Commission staff are still deciding whether to include the bar codes on return envelopes, Wolfe wrote. She said clerks are concerned that attaching another code would create more work and voters involved in testing said they don’t expect to track their ballots’ return trip to clerks.
She cautioned, too, that the commission can’t require clerks to use intelligent bar codes, and that some clerks don’t have reliable internet access and can’t print them. If those clerks choose to use them, they will need to rely on clerks in other jurisdictions to produce the labels for them and it’s unrealistic to expect them to shoulder that burden, she wrote.
She went on to say that staffers have upgraded MyVote, the state’s election database, to include a progress bar that voters can check to see whether their application has been approved and the date the ballot was sent. If an intelligent bar code is in use, voters will also see a date of anticipated delivery, Wolfe wrote.
Voters cast a record 1.3 million absentee ballots in the April presidential primary as they tried to avoid catching COVID-19 at the polls. Nearly 121,000 ballots were sent to voters but never returned; many voters said they never received them. Clerks said they were overwhelmed with requests and postal workers were accused of never delivering ballots to voters in the Fox Valley.
Nearly 2 million voters, almost two-thirds of the usual turnout for a presidential election, are expected to vote by mail in November, commission staff projected in May.
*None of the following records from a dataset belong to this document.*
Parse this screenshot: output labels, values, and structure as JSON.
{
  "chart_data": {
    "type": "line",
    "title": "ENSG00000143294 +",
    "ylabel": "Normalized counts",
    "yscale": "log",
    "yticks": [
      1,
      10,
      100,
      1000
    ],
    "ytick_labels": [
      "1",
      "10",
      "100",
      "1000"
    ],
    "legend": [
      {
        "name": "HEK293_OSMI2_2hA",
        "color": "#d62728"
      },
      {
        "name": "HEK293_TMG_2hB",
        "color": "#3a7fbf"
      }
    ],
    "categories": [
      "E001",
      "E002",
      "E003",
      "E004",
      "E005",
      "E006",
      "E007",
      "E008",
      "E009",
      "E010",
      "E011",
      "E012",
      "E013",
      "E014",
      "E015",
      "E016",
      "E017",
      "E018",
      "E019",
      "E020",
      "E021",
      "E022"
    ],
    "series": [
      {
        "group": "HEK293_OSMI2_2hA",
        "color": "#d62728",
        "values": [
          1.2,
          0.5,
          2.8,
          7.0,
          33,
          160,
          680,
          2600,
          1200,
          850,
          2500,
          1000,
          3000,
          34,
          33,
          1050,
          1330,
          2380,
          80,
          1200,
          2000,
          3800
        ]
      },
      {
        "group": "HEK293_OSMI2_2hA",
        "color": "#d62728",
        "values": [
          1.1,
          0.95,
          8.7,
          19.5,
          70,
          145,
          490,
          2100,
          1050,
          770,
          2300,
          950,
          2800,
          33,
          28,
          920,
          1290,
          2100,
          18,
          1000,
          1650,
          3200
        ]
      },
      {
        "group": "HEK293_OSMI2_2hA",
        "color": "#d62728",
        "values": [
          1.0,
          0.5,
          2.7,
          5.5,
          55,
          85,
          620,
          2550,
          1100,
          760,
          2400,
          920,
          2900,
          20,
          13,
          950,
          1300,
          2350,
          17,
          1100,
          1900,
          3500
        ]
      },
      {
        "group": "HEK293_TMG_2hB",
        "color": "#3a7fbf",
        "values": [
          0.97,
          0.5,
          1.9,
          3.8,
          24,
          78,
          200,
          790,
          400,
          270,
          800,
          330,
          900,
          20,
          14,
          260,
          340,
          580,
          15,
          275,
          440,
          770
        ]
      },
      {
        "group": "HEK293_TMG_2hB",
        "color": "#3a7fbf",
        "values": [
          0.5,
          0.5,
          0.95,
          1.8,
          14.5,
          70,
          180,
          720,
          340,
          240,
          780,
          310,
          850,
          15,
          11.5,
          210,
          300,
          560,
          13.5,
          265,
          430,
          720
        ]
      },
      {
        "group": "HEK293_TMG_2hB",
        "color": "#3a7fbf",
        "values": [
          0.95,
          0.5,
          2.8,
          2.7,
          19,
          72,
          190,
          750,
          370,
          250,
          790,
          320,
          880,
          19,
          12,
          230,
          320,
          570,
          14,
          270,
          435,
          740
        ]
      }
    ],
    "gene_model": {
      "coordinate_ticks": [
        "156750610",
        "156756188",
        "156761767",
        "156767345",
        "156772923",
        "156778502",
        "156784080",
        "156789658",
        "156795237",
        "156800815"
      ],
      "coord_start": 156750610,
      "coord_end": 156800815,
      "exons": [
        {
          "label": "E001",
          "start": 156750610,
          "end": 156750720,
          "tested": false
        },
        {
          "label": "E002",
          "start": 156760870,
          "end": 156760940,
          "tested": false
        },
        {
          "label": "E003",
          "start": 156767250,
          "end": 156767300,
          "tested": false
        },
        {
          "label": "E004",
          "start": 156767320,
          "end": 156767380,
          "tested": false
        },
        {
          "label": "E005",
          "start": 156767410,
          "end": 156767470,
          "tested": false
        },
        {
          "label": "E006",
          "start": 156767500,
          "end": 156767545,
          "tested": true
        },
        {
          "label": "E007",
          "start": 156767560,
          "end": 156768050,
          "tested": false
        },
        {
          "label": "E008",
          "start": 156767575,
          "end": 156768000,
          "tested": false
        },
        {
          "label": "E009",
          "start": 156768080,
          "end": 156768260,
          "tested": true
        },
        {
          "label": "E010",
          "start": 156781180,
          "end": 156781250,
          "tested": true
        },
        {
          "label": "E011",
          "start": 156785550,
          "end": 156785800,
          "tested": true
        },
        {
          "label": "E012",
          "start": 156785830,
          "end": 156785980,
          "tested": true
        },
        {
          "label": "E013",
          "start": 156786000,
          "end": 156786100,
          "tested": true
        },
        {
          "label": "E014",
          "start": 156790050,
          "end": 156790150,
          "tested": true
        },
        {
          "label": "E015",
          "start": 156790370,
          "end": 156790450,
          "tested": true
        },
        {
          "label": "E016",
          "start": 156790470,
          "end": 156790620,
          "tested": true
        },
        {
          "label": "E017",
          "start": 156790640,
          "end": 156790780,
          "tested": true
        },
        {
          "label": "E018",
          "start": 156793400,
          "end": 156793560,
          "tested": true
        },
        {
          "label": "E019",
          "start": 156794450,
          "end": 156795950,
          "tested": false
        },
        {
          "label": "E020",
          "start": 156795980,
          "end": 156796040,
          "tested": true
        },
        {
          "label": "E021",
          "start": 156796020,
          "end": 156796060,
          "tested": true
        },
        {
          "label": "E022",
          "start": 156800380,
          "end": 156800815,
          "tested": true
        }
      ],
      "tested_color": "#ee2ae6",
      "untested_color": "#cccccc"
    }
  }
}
Democrats have filed a federal lawsuit seeking to make absentee voting easier by relaxing requirements that voters supply proof of residency and photo ID with electronic ballot applications, extend registration deadlines to the Friday before the election and extend the deadline for clerks to receive absentee ballots to 10 days after the election.
Republicans oppose the changes, arguing that voting by mail is ripe for fraud — a claim that’s unsubstantiated. President Donald Trump on Thursday floated the idea of delaying the Nov. 3 election because he claims that mail-in voting is suspect.
The commission wasn’t expected to take any action on the report Thursday. The panel was slated to approve simplified graphics and voter instructions on ballot envelopes, however.
Commissioners also were expected to approve $3.3 million in federal grants to bolster election security in 59 Wisconsin counties. They want to use the money to upgrade their firewalls, voting equipment and intrusion detection.